April 16, 2020
Consumers are hesitant to make purchases as they fear for their health and economic situation amid the ongoing coronavirus pandemic, which is also negatively impacting the sale of luxury goods.
Half of consumers have reported that their incomes have already become compromised as a result of the lockdown measures COVID-19 outbreak, according to a new report from Astound Commerce. Seventy-seven percent of consumers are fearful of the economic future.
“Consumers have been in survival mode and this reflects their mindset during the height of uncertainty,” said Renata Akers, senior digital analyst at digital commerce specialist Astound Commerce, San Francisco.
“Once restrictions have been eased and we are no longer in a state of emergency, consumers will begin to feel more optimistic. Consumers might also have less expendable income as a result of this pandemic and will initially be more cognizant of their spending habits,” she said.
Many consumers report spending their days reading social media posts and news feeds, but this only helps to fuel their anxiety about the virus and the bad economic outlook.
Some 72 percent of consumers said that conversations with family and friends online do little to calm their fears. Sixty-three percent said that these engagements give them a sense of angst.
“Social media can be ripe with misinformation,” said said Kylee Magno, senior digital analyst at Astound Commerce.
“There you have an ecosystem where each individual can post their fears and anxieties and it becomes multiplied," she said. "There is nothing that acts as a countermeasure to temper all of the negativity so it can be toxic at times.”
As people are sheltering in place at home, many are spending hours on social networks and watching broadcast television where COVID-19 is dominating.
“Whether it's watching Instagram tutorials on how to sew your own facial mask or Pinterest boards that once contained your favorite cookie recipes now replaced with recipes for hand sanitizer and do-it-yourself disinfectant wipes,” Ms. Magno said.
“It can become overwhelming and cause anxiety as it doesn’t seem there’s an escape from it,” she said.
While some consumers find shopping to be a pleasant distraction, under the current circumstances many are cutting back on purchases.
Consumers are buying fewer luxury items under lockdown, according to the study.
Thirty-four percent of those surveyed said they are shopping for apparel and luxury goods less often since the pandemic hit, which has increased since earlier in March when only 19 percent of people said so.
When consumers do shop, they are looking for utilitarian value in purchases, per the report.
The perception of basic value in consumer goods has shifted as an outcome from the pandemic.
“When the crisis hit, the playing field was suddenly leveled,” the report said. “It didn’t matter if you were wearing Gucci jeans or Levi’s—the important thing was that you had a pair of pants to wear. No one is checking your label when you are stockpiling toilet paper.

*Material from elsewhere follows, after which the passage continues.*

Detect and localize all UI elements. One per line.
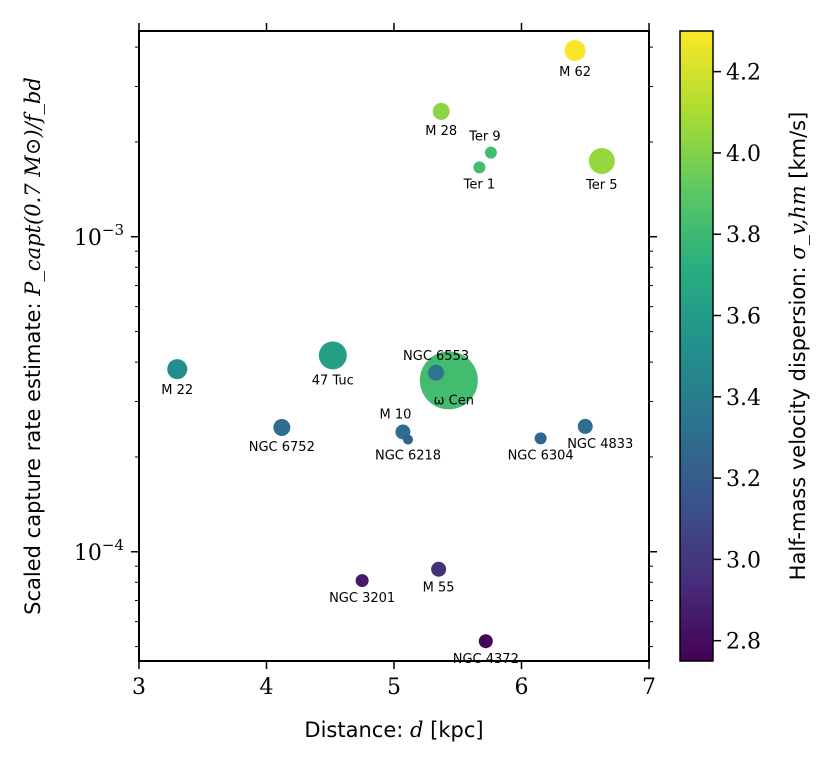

"Brands like Timberland, the North Face and Ice Breakers are going to increase. They’re high quality, and they’ll actually help you survive a crisis. Luxury and fashion brands that have no additional utilitarian value will take much longer to recover—if they can recover at all.”
In these uncertain times, luxury brands should be connecting with loyal customers and offering soft messages that help boost their morale.
“Marketers need to get creative by using social platforms like TikTok or Facebook Live and newer technologies such as Zoom or Slack to connect with younger shoppers,” Ms. Akers said.
“But authentic messaging is key," she said. "They should acknowledge the current situation and be more customer-centric in their approach.
"Customer service is the foundation of luxury. Showcase how they are helping the community and their associates, if applicable. Consumers will reward those charitable brands.”
Additionally, luxury brands should be offering free shipping and generous return policies to show goodwill at this time.
“Offer curbside pick-up or contactless delivery,” Ms. Akers said. “Create themes around things that currently matter to consumers, like items that fit with a work-from-home lifestyle.”
While there will likely be an initial impact on the luxury market due to the COVID-19 lockdowns, Astound Commerce's report suggests that it will bounce back like it did after the downturn of 2008-09.
Once consumers feel safe in the store environment again, they will slowly return to stores again. The report suggests that it will begin with younger generations who crave the socializing aspect of shopping.
After isolation, consumers looking for a sense of normalcy again will likely head to stores, even if only to window shop at first.
“The luxury market has a more engaged and loyal set of customers, coupled with brands now having more direct relationships selling to consumers and more control over their inventory, which will help them survive and thrive,” Ms. Magno said.
“When consumers buy luxury goods, they are buying into a lifestyle," she said. "They may cut back on purchases, but will never eliminate it altogether.
“For some, it’s a way of life, and for others, luxury items are a way to treat themselves and lift their spirits. After undergoing limited activity for months on end and mainly purchasing essential supplies, people will want to splurge. Retail therapy is always the best therapy.”